For centuries, truffles were gathered exclusively in their natural habitat in European countries such as Spain, Italy and France, where they occur unaided.
But over the past 40 years, truffle production has experienced a remarkable global expansion, thanks to cultivation techniques that have given rise to plantations or orchards known as ‘truffières’.
In the 1980s, the French first experimented with inoculating the roots of host whips such as hazels and oaks with truffle spores, but it was far-thinking New Zealand go-getters who really took matters in hand. There are over 200 growers there nowadays, using hazel and English oaks for the growing stocks, although there has been some limited success with truffle-laced conifer roots.
Yet efforts to cultivate the most expensive type of truffle – the Italian white (T. magnatum) – so far seem elusive, but then nobody in their right commercial mind who manages to grow them that way is likely to divulge their technique.
Propagating truffles has also taken root worldwide in just a short period of time.
Today, the United States of America, China, Greece and Turkey as well as countries across the Southern Hemisphere — Australia, New Zealand, South Africa, Chile and Argentina — have emerged as leading producers of the famed fungi. Those places enjoy added commercial advantage as these buried treasures with a shortish shelflife can be harvested off-season and airlifted to the old world at eye-watering prices.

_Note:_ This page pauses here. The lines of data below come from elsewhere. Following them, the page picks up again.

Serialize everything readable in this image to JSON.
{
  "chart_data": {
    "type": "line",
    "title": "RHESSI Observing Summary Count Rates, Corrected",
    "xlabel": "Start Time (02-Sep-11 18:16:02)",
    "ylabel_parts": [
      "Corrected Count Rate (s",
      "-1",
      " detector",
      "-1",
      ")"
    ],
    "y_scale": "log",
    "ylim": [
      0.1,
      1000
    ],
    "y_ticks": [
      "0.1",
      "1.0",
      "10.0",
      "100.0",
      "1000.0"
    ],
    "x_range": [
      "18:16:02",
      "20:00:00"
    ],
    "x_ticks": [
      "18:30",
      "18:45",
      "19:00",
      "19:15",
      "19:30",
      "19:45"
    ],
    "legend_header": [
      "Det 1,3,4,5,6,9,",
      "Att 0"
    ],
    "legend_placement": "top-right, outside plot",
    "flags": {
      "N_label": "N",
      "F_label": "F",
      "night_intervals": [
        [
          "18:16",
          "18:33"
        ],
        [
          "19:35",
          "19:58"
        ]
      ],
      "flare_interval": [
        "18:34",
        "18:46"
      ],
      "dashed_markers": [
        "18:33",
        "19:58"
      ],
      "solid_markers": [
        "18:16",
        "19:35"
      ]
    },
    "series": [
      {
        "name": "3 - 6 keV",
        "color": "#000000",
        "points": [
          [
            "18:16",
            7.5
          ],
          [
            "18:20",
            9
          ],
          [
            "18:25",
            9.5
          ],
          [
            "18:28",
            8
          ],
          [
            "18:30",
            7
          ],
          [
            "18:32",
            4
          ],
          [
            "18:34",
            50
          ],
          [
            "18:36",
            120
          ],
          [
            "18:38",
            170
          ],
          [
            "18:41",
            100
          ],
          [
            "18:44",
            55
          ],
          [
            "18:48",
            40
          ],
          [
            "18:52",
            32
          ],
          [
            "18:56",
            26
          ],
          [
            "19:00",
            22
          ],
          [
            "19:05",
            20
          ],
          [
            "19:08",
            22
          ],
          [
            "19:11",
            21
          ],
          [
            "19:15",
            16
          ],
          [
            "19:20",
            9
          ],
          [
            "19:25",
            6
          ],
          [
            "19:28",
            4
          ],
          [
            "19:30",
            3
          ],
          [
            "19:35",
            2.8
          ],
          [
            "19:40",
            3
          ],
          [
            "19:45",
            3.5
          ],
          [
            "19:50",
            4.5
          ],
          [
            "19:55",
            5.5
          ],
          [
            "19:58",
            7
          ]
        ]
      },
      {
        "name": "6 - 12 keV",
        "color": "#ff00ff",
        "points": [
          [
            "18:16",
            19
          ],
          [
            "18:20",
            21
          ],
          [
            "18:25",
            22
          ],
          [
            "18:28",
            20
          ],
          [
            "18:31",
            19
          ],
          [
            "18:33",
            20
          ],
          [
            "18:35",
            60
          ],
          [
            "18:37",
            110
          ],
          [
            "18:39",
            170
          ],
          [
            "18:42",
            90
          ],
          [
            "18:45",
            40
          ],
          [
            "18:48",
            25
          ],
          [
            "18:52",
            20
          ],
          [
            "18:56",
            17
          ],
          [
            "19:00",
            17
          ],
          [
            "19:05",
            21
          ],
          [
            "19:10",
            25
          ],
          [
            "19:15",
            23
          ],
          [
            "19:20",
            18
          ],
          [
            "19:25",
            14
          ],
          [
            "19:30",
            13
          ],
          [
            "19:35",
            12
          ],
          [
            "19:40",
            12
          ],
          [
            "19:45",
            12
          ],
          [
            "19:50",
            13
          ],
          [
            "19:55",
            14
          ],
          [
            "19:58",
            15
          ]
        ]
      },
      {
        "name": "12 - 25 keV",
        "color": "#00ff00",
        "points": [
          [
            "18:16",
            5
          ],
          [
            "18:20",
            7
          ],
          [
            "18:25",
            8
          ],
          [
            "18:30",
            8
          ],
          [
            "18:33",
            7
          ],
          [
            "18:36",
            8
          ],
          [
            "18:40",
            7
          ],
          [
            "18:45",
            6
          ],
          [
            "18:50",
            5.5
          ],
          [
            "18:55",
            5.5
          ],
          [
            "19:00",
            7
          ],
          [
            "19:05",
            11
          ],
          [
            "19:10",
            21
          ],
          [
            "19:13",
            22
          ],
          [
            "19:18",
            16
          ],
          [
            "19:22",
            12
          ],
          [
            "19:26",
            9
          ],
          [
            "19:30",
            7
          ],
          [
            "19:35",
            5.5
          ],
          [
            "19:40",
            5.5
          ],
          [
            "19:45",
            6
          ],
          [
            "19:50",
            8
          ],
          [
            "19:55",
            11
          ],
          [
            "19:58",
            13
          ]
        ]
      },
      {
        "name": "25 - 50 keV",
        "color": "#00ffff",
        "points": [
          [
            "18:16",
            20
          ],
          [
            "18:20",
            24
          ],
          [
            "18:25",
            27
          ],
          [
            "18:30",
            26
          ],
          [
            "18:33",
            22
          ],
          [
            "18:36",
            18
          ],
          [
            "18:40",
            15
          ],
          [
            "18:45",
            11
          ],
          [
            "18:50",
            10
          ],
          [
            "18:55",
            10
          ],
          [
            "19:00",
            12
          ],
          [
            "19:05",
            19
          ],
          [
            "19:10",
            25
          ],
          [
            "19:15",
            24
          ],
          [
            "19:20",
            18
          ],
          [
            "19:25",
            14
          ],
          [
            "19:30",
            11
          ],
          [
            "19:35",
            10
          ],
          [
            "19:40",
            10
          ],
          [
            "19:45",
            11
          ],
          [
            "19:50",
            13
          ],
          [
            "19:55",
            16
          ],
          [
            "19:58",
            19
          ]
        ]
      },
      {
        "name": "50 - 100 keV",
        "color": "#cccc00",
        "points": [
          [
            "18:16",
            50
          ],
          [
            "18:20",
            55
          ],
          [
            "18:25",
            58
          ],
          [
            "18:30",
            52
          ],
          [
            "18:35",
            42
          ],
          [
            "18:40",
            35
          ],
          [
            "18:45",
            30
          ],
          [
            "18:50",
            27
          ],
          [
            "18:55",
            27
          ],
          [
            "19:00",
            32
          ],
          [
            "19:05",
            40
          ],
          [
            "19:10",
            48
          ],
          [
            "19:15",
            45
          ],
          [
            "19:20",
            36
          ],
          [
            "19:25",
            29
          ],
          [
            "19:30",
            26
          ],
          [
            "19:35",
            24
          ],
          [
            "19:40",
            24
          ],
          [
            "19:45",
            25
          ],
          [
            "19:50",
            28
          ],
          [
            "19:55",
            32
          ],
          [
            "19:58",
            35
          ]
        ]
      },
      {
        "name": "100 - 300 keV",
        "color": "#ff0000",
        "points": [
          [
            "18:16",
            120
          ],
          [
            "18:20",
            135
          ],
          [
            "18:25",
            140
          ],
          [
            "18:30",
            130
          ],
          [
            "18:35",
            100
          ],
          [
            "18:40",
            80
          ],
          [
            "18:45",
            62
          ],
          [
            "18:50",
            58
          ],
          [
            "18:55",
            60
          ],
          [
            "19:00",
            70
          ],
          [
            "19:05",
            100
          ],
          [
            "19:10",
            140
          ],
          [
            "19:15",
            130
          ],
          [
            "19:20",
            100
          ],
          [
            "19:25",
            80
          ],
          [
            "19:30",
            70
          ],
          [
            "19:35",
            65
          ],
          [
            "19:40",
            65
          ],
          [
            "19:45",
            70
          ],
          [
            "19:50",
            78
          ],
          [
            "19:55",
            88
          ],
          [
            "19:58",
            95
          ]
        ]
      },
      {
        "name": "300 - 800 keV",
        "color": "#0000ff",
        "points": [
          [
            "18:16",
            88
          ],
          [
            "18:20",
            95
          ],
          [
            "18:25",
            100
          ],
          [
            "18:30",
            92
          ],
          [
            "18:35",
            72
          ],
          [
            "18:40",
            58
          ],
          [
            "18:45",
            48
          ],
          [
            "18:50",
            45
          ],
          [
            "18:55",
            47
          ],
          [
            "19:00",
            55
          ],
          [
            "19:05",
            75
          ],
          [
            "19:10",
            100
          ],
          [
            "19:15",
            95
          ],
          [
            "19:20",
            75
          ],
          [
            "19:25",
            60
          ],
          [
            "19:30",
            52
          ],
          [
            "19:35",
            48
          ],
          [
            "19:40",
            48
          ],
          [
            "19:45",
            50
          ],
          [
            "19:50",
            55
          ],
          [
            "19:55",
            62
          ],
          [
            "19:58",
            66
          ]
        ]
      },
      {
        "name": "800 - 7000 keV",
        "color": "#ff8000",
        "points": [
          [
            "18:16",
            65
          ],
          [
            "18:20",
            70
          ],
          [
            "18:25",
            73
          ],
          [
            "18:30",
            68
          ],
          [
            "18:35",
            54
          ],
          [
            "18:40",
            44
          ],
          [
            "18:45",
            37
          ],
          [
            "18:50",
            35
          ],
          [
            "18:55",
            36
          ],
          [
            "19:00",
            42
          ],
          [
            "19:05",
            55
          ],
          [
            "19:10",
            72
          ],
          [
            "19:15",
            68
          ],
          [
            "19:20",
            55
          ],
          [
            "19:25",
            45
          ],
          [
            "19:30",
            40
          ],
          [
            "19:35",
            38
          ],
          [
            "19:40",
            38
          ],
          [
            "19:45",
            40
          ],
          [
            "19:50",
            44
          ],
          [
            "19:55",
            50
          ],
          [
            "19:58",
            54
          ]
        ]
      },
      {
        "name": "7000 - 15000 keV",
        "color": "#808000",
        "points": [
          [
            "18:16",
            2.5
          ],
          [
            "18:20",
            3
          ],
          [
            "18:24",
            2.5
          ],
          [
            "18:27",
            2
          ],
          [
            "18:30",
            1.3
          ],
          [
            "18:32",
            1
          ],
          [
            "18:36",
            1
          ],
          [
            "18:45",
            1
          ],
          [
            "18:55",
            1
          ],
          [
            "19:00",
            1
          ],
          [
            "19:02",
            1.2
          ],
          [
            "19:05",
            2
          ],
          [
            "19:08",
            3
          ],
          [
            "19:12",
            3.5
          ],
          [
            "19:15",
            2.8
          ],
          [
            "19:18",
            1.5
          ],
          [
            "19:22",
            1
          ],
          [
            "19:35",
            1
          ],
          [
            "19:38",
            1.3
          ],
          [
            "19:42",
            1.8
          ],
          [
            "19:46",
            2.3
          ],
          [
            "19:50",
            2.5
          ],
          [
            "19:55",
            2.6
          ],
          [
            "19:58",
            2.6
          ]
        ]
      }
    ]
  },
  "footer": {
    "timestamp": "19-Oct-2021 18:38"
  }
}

At home here in the UK, a growing number of pioneer truffle orchards or truffières planted this century use hazel or oak as the parent host trees. So if you fancy trying your luck in the dark but developing art of cultivating these exotic fungi, a number of groundbreaking companies in the UK offer stock and guidance on establishing orchards, cultivation, marketing and training for your very own truffle hounds. Springer spaniels are a favourite breed. But please be patient.
Results take time and can be hit and miss.
At best there is a gestation of some five years post-planting the inoculated whips before any marketable truffles can be harvested. That possible rapid payback may seem the blink of an eye in timber terms, but there is no guarantee of success. Yet the potential rewards for this innovative form of agroforestry are lucrative and eye watering.
As a safety net, if all else fails and with hazel as a host, you still have a short-term fall-back of nuts and coppice products. If you like, this form of agroforestry could be thought of as hedging your bets or a double whammy.